What is the derivative of the ReLu of a Matrix with respect to a matrix

1.7k Views Asked by At

I want to compute $\frac{\partial r(ZZ^tY)}{\partial Z}$ where the ReLu function is a nonlinear operator $r(x)=max(0,x)$ and $Z \in\mathbb{R}^{n\times m}$ is a matrix.

I am wondering also if the derivative of the transpose is the transpose of the derivative of my expression, i.e., $\frac{\partial r(ZZ^tY)^t}{\partial Z}=\big(\frac{\partial r(ZZ^tY)}{\partial Z}\big)^t.$

1

There are 1 best solutions below

0
On BEST ANSWER

I hadn't previously heard of the ReLu function, but based on the description, its derivative is the Heaviside step function, $$ \frac{dr(x)}{dx} = H(x) $$ Since your argument is a matrix of unspecified shape (square? rectangular?) and since there is no partial ordering for matrices in general, I assume that you are applying the function in an element-wise fashion.
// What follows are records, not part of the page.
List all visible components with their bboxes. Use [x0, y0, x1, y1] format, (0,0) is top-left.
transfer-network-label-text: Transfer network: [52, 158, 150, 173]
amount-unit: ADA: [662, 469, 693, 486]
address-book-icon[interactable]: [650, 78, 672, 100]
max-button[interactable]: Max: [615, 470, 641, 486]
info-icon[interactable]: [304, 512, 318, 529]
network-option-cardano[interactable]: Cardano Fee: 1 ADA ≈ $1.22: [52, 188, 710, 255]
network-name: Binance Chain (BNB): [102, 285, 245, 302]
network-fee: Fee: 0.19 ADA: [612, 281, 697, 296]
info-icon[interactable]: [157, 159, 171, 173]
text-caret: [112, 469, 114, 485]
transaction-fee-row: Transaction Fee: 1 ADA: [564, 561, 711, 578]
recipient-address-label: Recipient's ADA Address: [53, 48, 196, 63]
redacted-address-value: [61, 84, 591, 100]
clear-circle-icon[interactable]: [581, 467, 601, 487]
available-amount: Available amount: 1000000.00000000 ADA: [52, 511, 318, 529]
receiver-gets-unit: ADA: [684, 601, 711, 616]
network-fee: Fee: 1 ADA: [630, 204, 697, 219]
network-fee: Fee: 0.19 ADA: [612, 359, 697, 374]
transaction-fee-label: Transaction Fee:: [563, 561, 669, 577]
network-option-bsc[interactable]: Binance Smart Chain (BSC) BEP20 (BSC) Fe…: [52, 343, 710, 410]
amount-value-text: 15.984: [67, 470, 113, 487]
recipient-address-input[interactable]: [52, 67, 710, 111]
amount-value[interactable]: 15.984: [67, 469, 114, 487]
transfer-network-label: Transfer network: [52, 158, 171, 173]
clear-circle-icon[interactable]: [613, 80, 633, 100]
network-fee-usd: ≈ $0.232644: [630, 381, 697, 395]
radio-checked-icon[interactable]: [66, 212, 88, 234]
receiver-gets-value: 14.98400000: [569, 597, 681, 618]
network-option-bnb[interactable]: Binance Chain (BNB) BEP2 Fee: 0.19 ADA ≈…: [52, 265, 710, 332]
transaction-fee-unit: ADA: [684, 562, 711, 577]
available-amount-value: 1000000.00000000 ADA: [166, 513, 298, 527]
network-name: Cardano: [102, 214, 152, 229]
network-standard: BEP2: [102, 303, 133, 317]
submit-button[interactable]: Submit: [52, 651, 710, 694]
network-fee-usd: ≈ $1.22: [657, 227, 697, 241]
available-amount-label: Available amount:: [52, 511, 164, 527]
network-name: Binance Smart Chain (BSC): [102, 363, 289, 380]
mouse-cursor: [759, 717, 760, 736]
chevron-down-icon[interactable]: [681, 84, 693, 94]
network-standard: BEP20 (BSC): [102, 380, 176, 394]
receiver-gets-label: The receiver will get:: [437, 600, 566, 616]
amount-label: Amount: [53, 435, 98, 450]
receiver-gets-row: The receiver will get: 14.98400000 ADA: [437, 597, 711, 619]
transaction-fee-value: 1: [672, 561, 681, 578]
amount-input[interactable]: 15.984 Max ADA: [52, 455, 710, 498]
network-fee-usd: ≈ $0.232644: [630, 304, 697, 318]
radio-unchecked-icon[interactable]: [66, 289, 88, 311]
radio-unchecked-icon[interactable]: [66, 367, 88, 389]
When applied element-wise to a matrix argument ($X=ZZ^TY$), the differential of the function can be expressed using the Hadamard product ($\circ$) as $$\eqalign{ dr &= H \circ dX \cr &= H \circ (dZ\,Z^TY + Z\,dZ^TY) \cr }$$ Since $\big(\frac{\partial r}{\partial Z}\big)$ is a matrix-by-matrix derivative (aka $4^{th}$-order tensor) your question about taking its transpose is not clear. Instead $$ \frac{\partial r(ZZ^TY)^T}{\partial Z} = \frac{\partial r(Y^TZZ^T)}{\partial Z} $$ assuming, once again, that you are applying the function element-wise.